In April 2020 President Trump in the US announced 'Operation Warp Speed', a White House initiative to invest billions of dollars in the development of drugs, diagnostics and treatments to combat Covid-19, including the fast-tracking of vaccines. The preferred method appears to be to pre-purchase hundreds of millions of doses of selected vaccines promising to: Make America Well Again.
Elsewhere, first-world countries are making similar provisions. But this is a pandemic and we can't halt this virus if it's running rampant in the third-world, so a bit of enlightened self-interest is called for.
On balance it appears that with any luck many of us should be lining up for a jab, just as I did back in 1955, in the middle of 2021.
In the meantime, we mere consumers must continue to wait for a vaccine and attempt to stay safe.

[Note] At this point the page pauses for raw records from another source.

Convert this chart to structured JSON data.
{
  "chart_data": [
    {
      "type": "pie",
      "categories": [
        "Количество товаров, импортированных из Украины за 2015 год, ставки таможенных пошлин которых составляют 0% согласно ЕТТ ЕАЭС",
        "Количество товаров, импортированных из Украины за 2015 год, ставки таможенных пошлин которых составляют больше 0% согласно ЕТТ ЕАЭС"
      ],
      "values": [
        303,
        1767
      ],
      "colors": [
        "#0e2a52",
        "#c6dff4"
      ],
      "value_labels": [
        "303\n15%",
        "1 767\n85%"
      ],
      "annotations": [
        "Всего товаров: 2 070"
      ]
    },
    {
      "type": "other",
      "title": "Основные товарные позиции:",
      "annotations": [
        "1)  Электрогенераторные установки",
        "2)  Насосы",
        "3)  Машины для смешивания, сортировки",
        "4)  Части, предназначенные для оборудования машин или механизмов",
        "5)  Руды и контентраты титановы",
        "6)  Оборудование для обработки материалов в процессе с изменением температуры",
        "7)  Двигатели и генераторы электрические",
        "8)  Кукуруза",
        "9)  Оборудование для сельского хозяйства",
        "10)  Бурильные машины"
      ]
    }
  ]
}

Finally there is some good news in Australia. As a result of social distancing and a greater uptake in flu vaccinations, this year, Covid-19 and influenza combined have killed less than does seasonal influenza alone in a typical year. This could have been significantly better had it not been for of breaches in Covid-19 quarantine in Victoria and subsequent mistakes: from which 89% of all Australian Covid-19 deaths have resulted. Yet at last Victoria seems to have got it back under control. So we are leaning and getting better at this.